# Screenwriting Programs



## Celine (Jul 27, 2012)

What are some of the pros and cons to the screenwriting programs? It does not matter what university because I have a list of about 21 schools and any school is welcomed to be mentioned even international schools.

Also which film schools let you learn more than just screenwriting. I heard if you are in AFI if you are in screenwriting they do not let you take anything else and they seem to favor the other disciplines more than screenwriting. Also someone said AFI continually asked for money while in the screenwriting program any thoughts on this?


----------



## Brice88 (Jul 27, 2012)

> Originally posted by Celine:
> I heard if you are in AFI if you are in screenwriting they do not let you take anything else and they seem to favor the other disciplines more than screenwriting. Also someone said AFI continually asked for money while in the screenwriting program any thoughts on this?



I'm about to begin my second year in the screenwriting program at AFI.

Taking other disciplines' classes (which I assume is what you mean by "anything else"): plenty of screenwriters sit in on classes for producing, directing, and even cinematography.  Of course you should focus on your required screenwriting courses first, but I'm not aware of any situations where my classmates were prohibited from attending non-screenwriting classes.

Favoring the other disciplines: that's a complicated question but the proverbial totem pole at AFI reflects how it is in the real world, which is to say that directors are more powerful than screenwriters when it comes to making movies (tv is a different story).  That's just the way it is and actually I'm glad I have experienced this at AFI, rather than having to wait until I go into the real world to see it.

Asking for money: besides my tuition, the school has never done it.


----------



## Drufur (Aug 3, 2012)

Hey Brice, I am planning on applying to the AFI screenwriting program in the coming months. Do you have any advice to a would-be student?
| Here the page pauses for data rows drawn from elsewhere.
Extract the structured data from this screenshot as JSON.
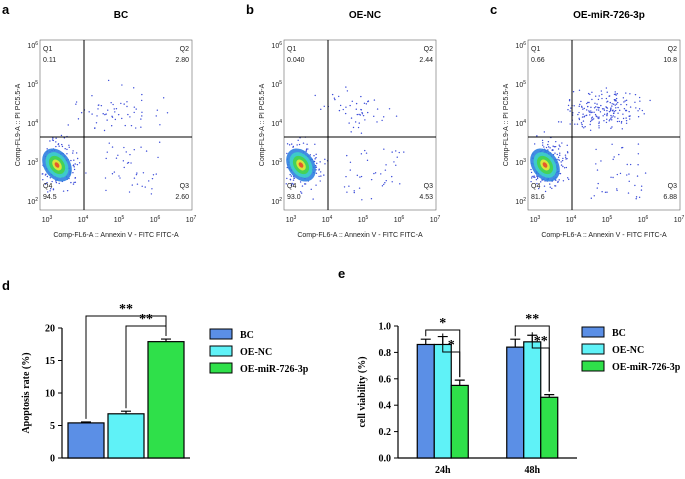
{
  "flow_panels": [
    {
      "letter": "a",
      "title": "BC",
      "quadrants": [
        {
          "name": "Q1",
          "value": "0.11"
        },
        {
          "name": "Q2",
          "value": "2.80"
        },
        {
          "name": "Q3",
          "value": "2.60"
        },
        {
          "name": "Q4",
          "value": "94.5"
        }
      ],
      "xlabel": "Comp-FL6-A :: Annexin V - FITC FITC-A",
      "ylabel": "Comp-FL9-A :: PI PC5.5-A",
      "xticks": [
        {
          "base": "10",
          "exponent": "3"
        },
        {
          "base": "10",
          "exponent": "4"
        },
        {
          "base": "10",
          "exponent": "5"
        },
        {
          "base": "10",
          "exponent": "6"
        },
        {
          "base": "10",
          "exponent": "7"
        }
      ],
      "yticks": [
        {
          "base": "10",
          "exponent": "6"
        },
        {
          "base": "10",
          "exponent": "5"
        },
        {
          "base": "10",
          "exponent": "4"
        },
        {
          "base": "10",
          "exponent": "3"
        },
        {
          "base": "10",
          "exponent": "2"
        }
      ]
    },
    {
      "letter": "b",
      "title": "OE-NC",
      "quadrants": [
        {
          "name": "Q1",
          "value": "0.040"
        },
        {
          "name": "Q2",
          "value": "2.44"
        },
        {
          "name": "Q3",
          "value": "4.53"
        },
        {
          "name": "Q4",
          "value": "93.0"
        }
      ],
      "xlabel": "Comp-FL6-A :: Annexin V - FITC FITC-A",
      "ylabel": "Comp-FL9-A :: PI PC5.5-A",
      "xticks": [
        {
          "base": "10",
          "exponent": "3"
        },
        {
          "base": "10",
          "exponent": "4"
        },
        {
          "base": "10",
          "exponent": "5"
        },
        {
          "base": "10",
          "exponent": "6"
        },
        {
          "base": "10",
          "exponent": "7"
        }
      ],
      "yticks": [
        {
          "base": "10",
          "exponent": "6"
        },
        {
          "base": "10",
          "exponent": "5"
        },
        {
          "base": "10",
          "exponent": "4"
        },
        {
          "base": "10",
          "exponent": "3"
        },
        {
          "base": "10",
          "exponent": "2"
        }
      ]
    },
    {
      "letter": "c",
      "title": "OE-miR-726-3p",
      "quadrants": [
        {
          "name": "Q1",
          "value": "0.66"
        },
        {
          "name": "Q2",
          "value": "10.8"
        },
        {
          "name": "Q3",
          "value": "6.88"
        },
        {
          "name": "Q4",
          "value": "81.6"
        }
      ],
      "xlabel": "Comp-FL6-A :: Annexin V - FITC FITC-A",
      "ylabel": "Comp-FL9-A :: PI PC5.5-A",
      "xticks": [
        {
          "base": "10",
          "exponent": "3"
        },
        {
          "base": "10",
          "exponent": "4"
        },
        {
          "base": "10",
          "exponent": "5"
        },
        {
          "base": "10",
          "exponent": "6"
        },
        {
          "base": "10",
          "exponent": "7"
        }
      ],
      "yticks": [
        {
          "base": "10",
          "exponent": "6"
        },
        {
          "base": "10",
          "exponent": "5"
        },
        {
          "base": "10",
          "exponent": "4"
        },
        {
          "base": "10",
          "exponent": "3"
        },
        {
          "base": "10",
          "exponent": "2"
        }
      ]
    }
  ],
  "chart_data": [
    {
      "type": "bar",
      "letter": "d",
      "ylabel": "Apoptosis rate (%)",
      "categories": [
        null
      ],
      "series": [
        {
          "name": "BC",
          "color": "#5b8fe6",
          "values": [
            5.4
          ],
          "errors": [
            0.15
          ]
        },
        {
          "name": "OE-NC",
          "color": "#5ff2f7",
          "values": [
            6.8
          ],
          "errors": [
            0.4
          ]
        },
        {
          "name": "OE-miR-726-3p",
          "color": "#2fe04a",
          "values": [
            17.9
          ],
          "errors": [
            0.4
          ]
        }
      ],
      "ylim": [
        0,
        20
      ],
      "yticks": [
        0,
        5,
        10,
        15,
        20
      ],
      "annotations": [
        "**",
        "**"
      ]
    },
    {
      "type": "bar",
      "letter": "e",
      "ylabel": "cell viability (%)",
      "categories": [
        "24h",
        "48h"
      ],
      "series": [
        {
          "name": "BC",
          "color": "#5b8fe6",
          "values": [
            0.86,
            0.84
          ],
          "errors": [
            0.04,
            0.06
          ]
        },
        {
          "name": "OE-NC",
          "color": "#5ff2f7",
          "values": [
            0.86,
            0.88
          ],
          "errors": [
            0.06,
            0.05
          ]
        },
        {
          "name": "OE-miR-726-3p",
          "color": "#2fe04a",
          "values": [
            0.55,
            0.46
          ],
          "errors": [
            0.04,
            0.02
          ]
        }
      ],
      "ylim": [
        0,
        1.0
      ],
      "yticks": [
        {
          "value": 0,
          "label": "0.0"
        },
        0.2,
        0.4,
        0.6,
        0.8,
        {
          "value": 1.0,
          "label": "1.0"
        }
      ],
      "annotations": [
        "*",
        "*",
        "**",
        "**"
      ]
    }
  ]
}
Also, I'm 35 and wondering if there are any students near my age there?

Thanks


----------



## Brice88 (Aug 3, 2012)

As far as applying, I'm sure it's obvious but make sure your application conveys who you are as a person and how it impacts the stories you want to tell.  Your narrative statement and writing sample are what count the most, so you should start working on them well in advance.  There is no guarantee for getting in but if those two materials are very strong then you have a good shot.  
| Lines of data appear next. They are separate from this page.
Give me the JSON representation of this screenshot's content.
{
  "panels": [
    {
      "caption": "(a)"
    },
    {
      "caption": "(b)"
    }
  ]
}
Age isn't a huge deal.  The oldest people in my class are 33, but there have been recent fellows older than 35 and there are current fellows in the other disciplines who are in their late 30s and early 40s.  No one will hold age against you - you are evaluated on your work and work ethic.

Let me know if you have additional questions and good luck with your application!


----------



## eggparanoia (Apr 2, 2015)

_


Brice88 said:



			I'm about to begin my second year in the screenwriting program at AFI.

Taking other disciplines' classes (which I assume is what you mean by "anything else"): plenty of screenwriters sit in on classes for producing, directing, and even cinematography.  Of course you should focus on your required screenwriting courses first, but I'm not aware of any situations where my classmates were prohibited from attending non-screenwriting classes.

Favoring the other disciplines: that's a complicated question but the proverbial totem pole at AFI reflects how it is in the real world, which is to say that directors are more powerful than screenwriters when it comes to making movies (tv is a different story).  That's just the way it is and actually I'm glad I have experienced this at AFI, rather than having to wait until I go into the real world to see it.

Asking for money: besides my tuition, the school has never done it.
		
Click to expand...

_
Hey there!

I'm assuming you completed your 2nd year at AFI and are now in the real world of screenwriting. Congratulations on just that brave achievement alone! 

I am just starting that journey now. I was accepted into two programs for this fall: Columbia (Directing/Screenwriting) and AFI (Screenwriting). I'm mostly interested in TV writing. (Dream job: _Transparent_.) Columbia will offer more auteur-ial opportunities, but AFI offers the chance to focus on just writing mostly screenplays but it's where the action is. What advice might you have for someone in my fortunate quandary?


----------